If all goes well, the "Peregrine" will be the first US lunar craft to touch down on the moon since the final Apollo landing in 1972. It is also the first time a private US aerospace company has led a moon mission.
The first US-based spacecraft to attempt a moon landing in more than half a century blasted off in the predawn hours Monday morning from the Cape Canaveral Space Force Station in Florida.
The "Vulcan" rocket built by Boeing and Lockheed Martin's "United Launch Alliance" (ULA) lifted off from the space station at 2:18 a.m. (718 GMT). On board the rocket is Astrobotic Technology's lunar lander, "Peregrine."
The Pittsburgh-based private space robotics firm aims to be the first private company to land a craft on the moon.

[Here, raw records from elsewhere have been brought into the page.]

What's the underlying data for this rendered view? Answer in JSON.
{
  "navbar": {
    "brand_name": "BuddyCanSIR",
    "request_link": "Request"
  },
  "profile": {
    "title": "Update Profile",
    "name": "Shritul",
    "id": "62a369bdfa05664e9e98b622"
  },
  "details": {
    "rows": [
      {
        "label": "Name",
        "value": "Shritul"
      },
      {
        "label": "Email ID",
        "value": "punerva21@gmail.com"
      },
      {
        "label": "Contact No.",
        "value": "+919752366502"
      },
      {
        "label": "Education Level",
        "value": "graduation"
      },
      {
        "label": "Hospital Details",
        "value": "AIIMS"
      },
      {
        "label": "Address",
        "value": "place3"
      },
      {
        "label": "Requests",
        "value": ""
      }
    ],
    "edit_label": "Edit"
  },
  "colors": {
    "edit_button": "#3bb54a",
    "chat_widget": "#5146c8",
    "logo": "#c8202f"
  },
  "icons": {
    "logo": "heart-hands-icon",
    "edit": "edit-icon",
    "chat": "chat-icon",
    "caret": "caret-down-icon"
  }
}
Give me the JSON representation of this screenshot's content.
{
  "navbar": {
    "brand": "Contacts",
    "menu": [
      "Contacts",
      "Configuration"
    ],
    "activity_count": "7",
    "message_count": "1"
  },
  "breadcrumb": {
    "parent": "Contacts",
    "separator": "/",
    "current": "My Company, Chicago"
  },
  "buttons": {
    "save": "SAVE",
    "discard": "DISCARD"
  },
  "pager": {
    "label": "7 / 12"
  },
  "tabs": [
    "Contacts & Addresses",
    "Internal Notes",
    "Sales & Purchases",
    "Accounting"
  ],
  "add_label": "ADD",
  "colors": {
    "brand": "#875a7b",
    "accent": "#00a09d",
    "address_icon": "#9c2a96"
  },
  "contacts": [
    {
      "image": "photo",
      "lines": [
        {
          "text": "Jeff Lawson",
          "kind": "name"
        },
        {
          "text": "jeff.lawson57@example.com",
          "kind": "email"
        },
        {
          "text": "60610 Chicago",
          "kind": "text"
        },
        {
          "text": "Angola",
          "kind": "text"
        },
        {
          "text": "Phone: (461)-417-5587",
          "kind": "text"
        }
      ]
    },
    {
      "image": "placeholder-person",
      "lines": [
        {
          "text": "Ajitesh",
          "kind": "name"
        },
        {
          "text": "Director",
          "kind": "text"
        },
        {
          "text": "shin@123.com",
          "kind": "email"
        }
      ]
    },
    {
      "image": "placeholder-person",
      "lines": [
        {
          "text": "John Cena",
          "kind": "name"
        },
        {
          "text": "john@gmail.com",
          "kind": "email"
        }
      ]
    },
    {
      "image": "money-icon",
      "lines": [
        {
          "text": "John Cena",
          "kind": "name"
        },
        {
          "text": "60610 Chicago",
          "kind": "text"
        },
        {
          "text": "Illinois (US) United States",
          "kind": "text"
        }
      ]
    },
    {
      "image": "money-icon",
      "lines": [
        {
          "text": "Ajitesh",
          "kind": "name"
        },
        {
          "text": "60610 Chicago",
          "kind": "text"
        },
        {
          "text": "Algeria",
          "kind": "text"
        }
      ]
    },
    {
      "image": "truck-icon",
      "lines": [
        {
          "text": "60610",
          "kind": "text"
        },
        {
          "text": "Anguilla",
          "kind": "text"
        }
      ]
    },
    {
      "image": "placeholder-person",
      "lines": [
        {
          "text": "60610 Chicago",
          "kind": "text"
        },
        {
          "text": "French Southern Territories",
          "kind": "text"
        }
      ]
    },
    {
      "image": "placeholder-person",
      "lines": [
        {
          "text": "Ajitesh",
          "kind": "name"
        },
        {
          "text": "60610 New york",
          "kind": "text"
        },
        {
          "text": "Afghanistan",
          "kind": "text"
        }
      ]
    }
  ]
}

"Everything looks just spot on, just perfect," Eric Monda, a ULA mission official, said from the company's launch control room after Vulcan lifted off for the first time.
What we know about the mission
Some 30 minutes into liftoff, ULA said on social media that the flight was stable as it orbited around the Earth in the first part of the journey.
"Half-way through this coast period, Centaur systems remain stable as it coasts in Earth orbit, headed to a precise point in space above the Indian Ocean where the second engine firing is planned."
Soon after, the rocket's engines ignited again, "to climb from its initial parking orbit into a trans-lunar injection orbit for the Moon-bound Peregrine lander," ULA tweeted.
Scheduled to touchdown on February 23, the Peregrine lunar lander's anticipated mission will gather data about the lunar surface ahead of planned future human missions.
If all goes well, Peregrine would mark the first US soft landing on the moon since the final Apollo landing in 1972.